Europa
Zukunftsweisendes Gedenken in Frankreich
In strömendem Regen schreitet der französische Staatspräsident Emmanuel Macron am Morgen des 11. Novembers die französischen Soldaten ab. Mit ernstem Blick mustert er die Truppen, die anlässlich des 100. Jahrestages des Waffenstillstandes von Compiègne um den Pariser Triumphbogen aufgereiht sind. Dort, wo seit fast 100 Jahren symbolisch die sterblichen Überreste eines unbekannten Gefallenen des Ersten Weltkrieges aufgebahrt sind, liefern sich an jedem anderen Tag Busse, Autos und Zweiräder einen motorisierten Schlagabtausch. Es ist es geradezu gespenstisch still, bis ein Männerchor die Marseillaise anstimmt.

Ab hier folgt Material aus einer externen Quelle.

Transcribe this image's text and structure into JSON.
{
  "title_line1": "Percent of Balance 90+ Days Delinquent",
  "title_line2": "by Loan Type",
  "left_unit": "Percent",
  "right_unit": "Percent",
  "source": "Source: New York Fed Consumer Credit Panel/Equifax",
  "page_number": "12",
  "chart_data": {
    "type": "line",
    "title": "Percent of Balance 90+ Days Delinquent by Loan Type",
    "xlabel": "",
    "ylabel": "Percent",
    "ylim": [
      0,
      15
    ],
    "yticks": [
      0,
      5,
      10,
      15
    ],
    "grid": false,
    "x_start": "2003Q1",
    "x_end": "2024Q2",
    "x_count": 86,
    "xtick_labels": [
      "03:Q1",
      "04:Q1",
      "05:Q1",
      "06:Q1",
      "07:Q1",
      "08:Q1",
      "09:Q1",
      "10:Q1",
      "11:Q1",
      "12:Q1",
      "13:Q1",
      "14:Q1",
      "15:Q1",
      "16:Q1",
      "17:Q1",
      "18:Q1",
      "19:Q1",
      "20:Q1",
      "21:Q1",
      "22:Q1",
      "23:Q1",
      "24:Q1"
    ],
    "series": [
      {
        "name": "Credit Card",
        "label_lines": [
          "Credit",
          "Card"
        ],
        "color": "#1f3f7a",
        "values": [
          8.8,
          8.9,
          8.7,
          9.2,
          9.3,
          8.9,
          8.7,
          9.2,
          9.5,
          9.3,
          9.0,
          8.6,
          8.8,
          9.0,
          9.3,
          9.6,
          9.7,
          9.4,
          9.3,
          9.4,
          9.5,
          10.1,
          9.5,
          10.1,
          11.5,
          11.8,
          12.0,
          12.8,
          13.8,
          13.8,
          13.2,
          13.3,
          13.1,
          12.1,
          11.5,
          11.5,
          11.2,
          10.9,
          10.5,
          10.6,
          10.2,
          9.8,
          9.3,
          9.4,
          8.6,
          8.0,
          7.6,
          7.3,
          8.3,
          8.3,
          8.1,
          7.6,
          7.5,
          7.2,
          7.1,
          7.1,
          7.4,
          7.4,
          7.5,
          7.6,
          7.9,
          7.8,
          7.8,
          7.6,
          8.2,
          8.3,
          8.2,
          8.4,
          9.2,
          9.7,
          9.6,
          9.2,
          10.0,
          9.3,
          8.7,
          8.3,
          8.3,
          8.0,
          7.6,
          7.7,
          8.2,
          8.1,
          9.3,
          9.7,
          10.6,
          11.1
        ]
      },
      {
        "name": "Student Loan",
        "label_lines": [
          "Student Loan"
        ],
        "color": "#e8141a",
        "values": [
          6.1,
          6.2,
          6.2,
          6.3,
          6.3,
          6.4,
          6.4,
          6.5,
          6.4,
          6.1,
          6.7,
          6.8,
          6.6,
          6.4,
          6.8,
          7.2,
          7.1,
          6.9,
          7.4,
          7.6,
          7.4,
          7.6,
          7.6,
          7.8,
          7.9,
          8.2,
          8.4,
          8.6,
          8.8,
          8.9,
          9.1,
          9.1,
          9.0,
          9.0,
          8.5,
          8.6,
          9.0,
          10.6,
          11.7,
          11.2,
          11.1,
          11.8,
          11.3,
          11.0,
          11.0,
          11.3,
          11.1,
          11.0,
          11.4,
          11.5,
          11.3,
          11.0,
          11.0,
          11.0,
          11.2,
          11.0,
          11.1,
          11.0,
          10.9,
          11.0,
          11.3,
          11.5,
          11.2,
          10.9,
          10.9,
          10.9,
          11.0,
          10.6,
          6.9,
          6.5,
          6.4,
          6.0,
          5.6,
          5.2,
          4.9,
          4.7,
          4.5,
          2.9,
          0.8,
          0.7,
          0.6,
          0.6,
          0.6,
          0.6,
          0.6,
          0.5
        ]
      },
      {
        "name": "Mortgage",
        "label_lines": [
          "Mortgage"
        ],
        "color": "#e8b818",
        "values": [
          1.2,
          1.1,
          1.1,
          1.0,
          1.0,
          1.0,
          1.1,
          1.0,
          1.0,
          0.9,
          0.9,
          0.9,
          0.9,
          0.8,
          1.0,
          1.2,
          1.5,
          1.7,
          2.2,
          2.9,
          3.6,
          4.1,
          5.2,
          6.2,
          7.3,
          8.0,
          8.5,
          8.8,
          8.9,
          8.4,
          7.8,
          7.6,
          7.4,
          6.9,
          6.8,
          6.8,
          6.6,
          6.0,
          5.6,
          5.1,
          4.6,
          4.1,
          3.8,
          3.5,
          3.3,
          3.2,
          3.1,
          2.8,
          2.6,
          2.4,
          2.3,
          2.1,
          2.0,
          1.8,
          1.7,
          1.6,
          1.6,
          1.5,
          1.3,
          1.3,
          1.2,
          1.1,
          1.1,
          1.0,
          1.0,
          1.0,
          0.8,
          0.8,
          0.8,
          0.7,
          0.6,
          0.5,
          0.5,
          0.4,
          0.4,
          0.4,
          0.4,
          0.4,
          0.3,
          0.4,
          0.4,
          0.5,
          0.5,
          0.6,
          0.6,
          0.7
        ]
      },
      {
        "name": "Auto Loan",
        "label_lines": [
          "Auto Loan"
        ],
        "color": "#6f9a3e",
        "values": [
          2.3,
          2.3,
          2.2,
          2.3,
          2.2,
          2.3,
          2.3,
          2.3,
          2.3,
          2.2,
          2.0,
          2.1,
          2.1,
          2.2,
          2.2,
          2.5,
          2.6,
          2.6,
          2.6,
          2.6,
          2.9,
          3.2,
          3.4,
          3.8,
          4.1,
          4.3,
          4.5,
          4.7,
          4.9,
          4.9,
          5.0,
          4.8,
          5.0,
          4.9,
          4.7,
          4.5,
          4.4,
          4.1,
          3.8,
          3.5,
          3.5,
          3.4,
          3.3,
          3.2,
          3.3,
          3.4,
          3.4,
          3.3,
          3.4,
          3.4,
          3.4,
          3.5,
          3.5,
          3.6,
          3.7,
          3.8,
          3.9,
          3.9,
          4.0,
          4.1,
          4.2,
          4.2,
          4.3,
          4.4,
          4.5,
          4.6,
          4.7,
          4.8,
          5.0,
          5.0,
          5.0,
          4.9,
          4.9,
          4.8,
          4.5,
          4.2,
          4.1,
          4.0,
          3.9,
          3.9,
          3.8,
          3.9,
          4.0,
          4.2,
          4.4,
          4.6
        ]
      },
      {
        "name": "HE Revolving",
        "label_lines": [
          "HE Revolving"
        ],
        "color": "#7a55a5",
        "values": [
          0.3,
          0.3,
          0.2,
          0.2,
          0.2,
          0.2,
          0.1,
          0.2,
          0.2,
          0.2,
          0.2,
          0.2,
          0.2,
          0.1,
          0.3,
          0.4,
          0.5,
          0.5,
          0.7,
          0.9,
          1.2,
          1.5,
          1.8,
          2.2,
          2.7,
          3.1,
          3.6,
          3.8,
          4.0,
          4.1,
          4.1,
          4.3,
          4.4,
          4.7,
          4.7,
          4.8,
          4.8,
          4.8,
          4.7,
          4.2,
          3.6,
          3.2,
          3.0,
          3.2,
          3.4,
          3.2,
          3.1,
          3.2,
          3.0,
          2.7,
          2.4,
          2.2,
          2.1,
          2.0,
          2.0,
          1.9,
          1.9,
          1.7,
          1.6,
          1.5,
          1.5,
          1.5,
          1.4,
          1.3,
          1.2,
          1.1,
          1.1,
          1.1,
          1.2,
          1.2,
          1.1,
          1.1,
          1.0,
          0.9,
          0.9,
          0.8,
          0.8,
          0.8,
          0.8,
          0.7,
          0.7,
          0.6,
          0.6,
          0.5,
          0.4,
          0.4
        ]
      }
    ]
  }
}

Das Gedenken an die „Armistice“, die Waffenstillstände des Ersten und Zweiten Weltkrieges, besitzen im kollektiven Gedächtnis Frankreichs einen hohen Stellenwert – ganz anders als in Deutschland. Der Erste Weltkrieg wird gar „La Grande Guerre“ (dt. der große Krieg) genannt. Es verwundert daher kaum, dass das diesjährige Jubiläum besonders groß ausfiel. Eine Woche lang hatte Macron Kriegsschauplätze im Elsass, Lothringen und in Nordfrankreich besucht und eine hochkarätig besetzte internationale Gedenkveranstaltung in Paris abgehalten. Und dennoch hob er sich in einigen Punkten von seinen Vorgängern – von De Gaulle bis Hollande – entschieden ab.
Macron bricht mit französischer Erinnerungskultur
Große Kritik aus dem nationalkonservativen Lager – die im Vorwurf der Geschichtsumdeutung gipfelte – erntete sein Entschluss, keine traditionelle Militärparade zu Ehren der heimischen Streitkräfte durchzuführen, wie sie noch unter Staatspräsident Charles de Gaulle zum 50-jährigen Jubiläum im Jahr 1968 stattgefunden hatte.
Macrons Entscheidung markiert eine entscheidende Zäsur in der französischen Erinnerungskultur, so wie er auch in anderen Politikbereichen bewusst neue Pfade einschlägt und Initiativen einbringt. Gerade vor dem Hintergrund jüngster politischer Entwicklungen und einer zunehmenden Gefährdung der multilateralen Ordnung, stellt er nicht den Sieg Frankreichs und die Ehrung nationaler Helden in den Vordergrund, sondern bereitet den Weg für eine kollektive europäische Erinnerungskultur jenseits nationaler Grenzen und kultureller wie militärischer Gepflogenheiten. Nach Macrons Lesart sollen allen Nationen die gleichen geschichtlichen Bezugspunkte zur Verfügung gestellt werden, dies unterstreicht auch die enge Einbindung Deutschlands bei den Feierlichkeiten.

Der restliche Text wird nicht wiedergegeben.